Typically, soft drink has a fairly low pH, meaning it is more acidic than basic.
“It has some phosphoric or citric acid in it, and the pH is low enough so the acid breaks the bond between the
fructose and glucose,” White says. “This takes place over time, and the warmer the storage is, the more complete that is. Essentially, as this bond is hydrolyzed, you get the fructose and glucose as ‘free’ sugars, which is essentially the same as high-fructose corn syrup. This is another reason to believe there is no nutritional advantage for sugar.”
Meanwhile, high-fructose corn syrup is likelier to taste the same on day 30 as they do when they’re made.
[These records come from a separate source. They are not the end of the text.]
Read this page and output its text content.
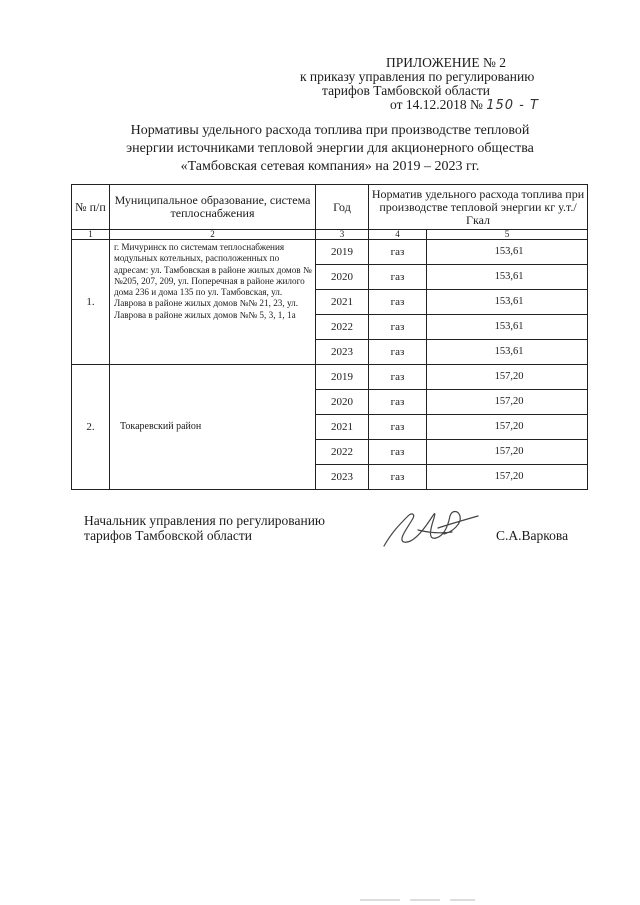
ПРИЛОЖЕНИЕ № 2
к приказу управления по регулированию
тарифов Тамбовской области
от 14.12.2018 № 150 - Т
Нормативы удельного расхода топлива при производстве тепловой
энергии источниками тепловой энергии для акционерного общества
«Тамбовская сетевая компания» на 2019 – 2023 гг.
№ п/п	Муниципальное образование, система теплоснабжения	Год	Норматив удельного расхода топлива при производстве тепловой энергии кг у.т./Гкал	
1	2	3	4	5
1.	г. Мичуринск по системам теплоснабжения модульных котельных, расположенных по адресам: ул. Тамбовская в районе жилых домов №№205, 207, 209, ул. Поперечная в районе жилого дома 236 и дома 135 по ул. Тамбовская, ул. Лаврова в районе жилых домов №№ 21, 23, ул. Лаврова в районе жилых домов №№ 5, 3, 1, 1а	2019	газ	153,61
		2020	газ	153,61
		2021	газ	153,61
		2022	газ	153,61
		2023	газ	153,61
2.	Токаревский район	2019	газ	157,20
		2020	газ	157,20
		2021	газ	157,20
		2022	газ	157,20
		2023	газ	157,20
Начальник управления по регулированию
тарифов Тамбовской области	С.А.Варкова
White says any of the sweeteners are designed to “give sweetness only” and “don’t taste like either corn or sugar cane.”
Utility, other factors
One of the clear advantages of high-fructose corn syrup in certain food products is that it is “already a liquid product,” White says. “It is very well-suited to soft drinks. If you receive granular sugar, you have to get that into solution in order to make your product. And it takes more energy and manpower to do that than with high-fructose corn syrup.”
High-fructose corn syrup is about 20 percent water, and a liquid syrup can be off-loaded from a rail car using pumps.
White says it is interesting that corn fructose was initially intended to be a liquid sweetener alternative to sugar. “In that respect you might call it corn ‘sugar.’ You’ve got beet and cane.”
In the same way, beet and cane sugar has some functional advantages.
Pepsi isn’t the only company promoting sugar in its products, as opposed to high-fructose corn syrup.
Andy Briscoe of The Sugar Association in Washington says his organization has a list of 100 products that feature sugar, as opposed to corn syrup.
He points to Dublin Dr. Pepper of Dublin, Texas, markets its products with “pure cane sugar.” There are stories about U.S. distributors who handle “Mexican Coke,” which some immigrants are nostalgic for, and some customers think taste better.
Briscoe says the “natural” label is a key to the success of sugar. Sugar still is a little costlier than high-fructose corn syrup, but pricing is closer than ever before.
One of the marketers featuring sugar is Jones Soda Co., of Seattle. The company markets products under the Jones Soda, Jones Pure Cane Soda and other brands. The specialty products are sometimes priced as a premium, and do well in the Midwest, Northwest and eastern Canada, says Conor Gentes, an assistant brand manager for the company.
Gentes says his products have been doing, but says the sugar content is “just an overall preference.”
“There’s not really a whole lot of science saying high-fructose corn syrup is any different on your body than pure cane,” he says. “It’s just something we prefer to do.”
He also says there is no particular rationale for using cane sugar vs. beet sugar. “It’s just something we prefer to do.”